La procédure judiciaire visant Demba Ngom connaît une évolution favorable. Après plusieurs mois de restrictions, le jeune frère de Farba Ngom obtient la levée de son bracelet électronique, marquant une nouvelle étape vers un possible dénouement.
Une décision qui allège le contrôle judiciaire
La Chambre d’accusation financière a décidé de lever le placement sous bracelet électronique de Demba Ngom. Cette décision marque un tournant dans sa situation judiciaire. Déjà remis en liberté en décembre dernier après l’annulation de son mandat de dépôt, il bénéficie ainsi d’un nouvel assouplissement de son contrôle judiciaire.
Selon Les Échos, cette mesure confirme une tendance progressive à l’allègement des contraintes qui pesaient sur lui. Demba Ngom entrevoit désormais une issue plus favorable dans cette affaire.

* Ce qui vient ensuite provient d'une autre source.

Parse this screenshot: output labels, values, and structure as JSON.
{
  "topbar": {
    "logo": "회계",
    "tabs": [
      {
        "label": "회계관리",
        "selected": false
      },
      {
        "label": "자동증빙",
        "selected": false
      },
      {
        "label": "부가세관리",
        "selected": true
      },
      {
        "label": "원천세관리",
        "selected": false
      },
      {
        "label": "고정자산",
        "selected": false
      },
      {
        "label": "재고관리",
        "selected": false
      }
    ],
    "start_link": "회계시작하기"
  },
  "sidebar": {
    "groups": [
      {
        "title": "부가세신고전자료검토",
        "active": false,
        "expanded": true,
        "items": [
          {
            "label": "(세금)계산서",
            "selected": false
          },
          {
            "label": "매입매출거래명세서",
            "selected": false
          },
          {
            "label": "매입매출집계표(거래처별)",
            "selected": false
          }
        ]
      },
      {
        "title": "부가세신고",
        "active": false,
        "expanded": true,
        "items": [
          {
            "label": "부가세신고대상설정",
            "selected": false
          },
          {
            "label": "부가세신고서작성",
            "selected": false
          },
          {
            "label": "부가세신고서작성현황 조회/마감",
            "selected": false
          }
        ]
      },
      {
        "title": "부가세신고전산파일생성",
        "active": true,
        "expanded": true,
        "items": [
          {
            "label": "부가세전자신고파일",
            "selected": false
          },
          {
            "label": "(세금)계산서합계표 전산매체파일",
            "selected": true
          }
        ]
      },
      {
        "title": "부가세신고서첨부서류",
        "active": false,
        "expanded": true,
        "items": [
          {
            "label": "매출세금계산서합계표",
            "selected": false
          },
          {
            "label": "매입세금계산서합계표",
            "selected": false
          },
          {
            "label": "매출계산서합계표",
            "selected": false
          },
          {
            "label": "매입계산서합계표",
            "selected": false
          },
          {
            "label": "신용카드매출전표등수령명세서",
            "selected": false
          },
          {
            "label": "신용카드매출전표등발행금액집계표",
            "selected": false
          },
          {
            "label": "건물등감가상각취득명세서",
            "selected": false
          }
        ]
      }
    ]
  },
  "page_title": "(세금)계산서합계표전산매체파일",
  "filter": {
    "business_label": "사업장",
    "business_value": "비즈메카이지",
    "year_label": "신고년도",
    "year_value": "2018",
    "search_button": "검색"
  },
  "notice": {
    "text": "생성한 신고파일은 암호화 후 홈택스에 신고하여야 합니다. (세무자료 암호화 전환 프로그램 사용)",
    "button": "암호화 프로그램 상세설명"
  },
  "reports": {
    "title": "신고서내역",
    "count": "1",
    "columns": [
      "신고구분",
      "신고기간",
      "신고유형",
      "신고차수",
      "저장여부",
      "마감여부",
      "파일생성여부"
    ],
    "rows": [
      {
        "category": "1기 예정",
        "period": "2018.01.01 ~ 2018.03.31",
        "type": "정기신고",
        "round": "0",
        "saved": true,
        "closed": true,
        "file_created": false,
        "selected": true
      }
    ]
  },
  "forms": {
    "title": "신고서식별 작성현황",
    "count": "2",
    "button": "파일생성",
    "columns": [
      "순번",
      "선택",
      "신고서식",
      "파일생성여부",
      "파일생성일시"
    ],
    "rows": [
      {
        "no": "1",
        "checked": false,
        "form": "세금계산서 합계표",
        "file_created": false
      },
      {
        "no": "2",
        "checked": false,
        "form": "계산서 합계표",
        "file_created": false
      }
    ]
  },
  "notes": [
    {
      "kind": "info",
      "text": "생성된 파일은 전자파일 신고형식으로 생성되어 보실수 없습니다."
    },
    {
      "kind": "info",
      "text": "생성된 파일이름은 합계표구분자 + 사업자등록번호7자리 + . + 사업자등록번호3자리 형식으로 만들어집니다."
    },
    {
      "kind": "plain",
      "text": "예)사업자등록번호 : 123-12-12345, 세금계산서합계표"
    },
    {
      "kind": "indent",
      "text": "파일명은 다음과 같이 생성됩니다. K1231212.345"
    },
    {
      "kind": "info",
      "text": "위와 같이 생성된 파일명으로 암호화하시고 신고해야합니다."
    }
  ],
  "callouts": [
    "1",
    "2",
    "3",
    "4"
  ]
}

Une bataille judiciaire remportée par la défense
Dans un premier temps, le juge d’instruction Idrissa Diarra avait rejeté la demande de mainlevée. Toutefois, les avocats de Demba Ngom, dirigés par Me Alassane Cissé, ont contesté cette décision devant la juridiction compétente.
En appel, ils ont convaincu la Chambre d’accusation en mettant en avant l’existence de « contestations sérieuses » concernant les charges retenues contre leur client. La juridiction a ainsi infirmé l’ordonnance du magistrat instructeur.
Par ailleurs, tout au long de l’instruction, Demba Ngom a maintenu une ligne de défense constante. Il a fermement nié toute implication, affirmant limiter ses activités à la sous-région et n’avoir « rien à voir » avec les affaires de son frère.
Une affaire inscrite dans un dossier financier d’ampleur
Cette procédure s’inscrit dans le cadre de l’enquête visant Farba Ngom, maire des Agnam et responsable de l’Alliance pour la République (APR). Les autorités judiciaires l’ont placé sous mandat de dépôt en février pour association de malfaiteurs, escroquerie sur les deniers publics et blanchiment de capitaux.
L’enquête porte sur un montant estimé à 31 milliards de francs CFA, identifié par la Cellule nationale de traitement des informations financières (Centif), ce qui souligne l’ampleur du dossier.
Arrestation et éléments à charge contestés
Dans le cadre de cette enquête, les enquêteurs de la Division des investigations criminelles (DIC) ont interpellé Demba Ngom en avril, sur délégation judiciaire. Lors d’une perquisition à son domicile, ils ont saisi un coffre-fort contenant 100 millions de francs CFA.
Demba Ngom a toutefois soutenu que ces fonds provenaient de ses activités commerciales. De leur côté, les enquêteurs soupçonnaient qu’il détenait cet argent pour le compte de son frère.
Poursuivi pour complicité d’escroquerie et blanchiment de capitaux, il a été placé sous mandat de dépôt fin avril, en même temps que son co-inculpé Abdou Aziz Kane. Après plusieurs mois de détention, les deux hommes ont obtenu une liberté provisoire en décembre, assortie d’un placement sous surveillance électronique.
Vers un possible non-lieu
Depuis lors, la procédure évolue en leur faveur. La décision concernant Demba Ngom intervient d’ailleurs après celle accordée à Abdou Aziz Kane, qui avait déjà bénéficié de la levée de son bracelet électronique en mars.
Désormais, la défense affiche clairement son objectif : obtenir un non-lieu. Après avoir desserré progressivement les contraintes judiciaires, les avocats entendent convaincre la justice d’abandonner définitivement les poursuites contre leur client.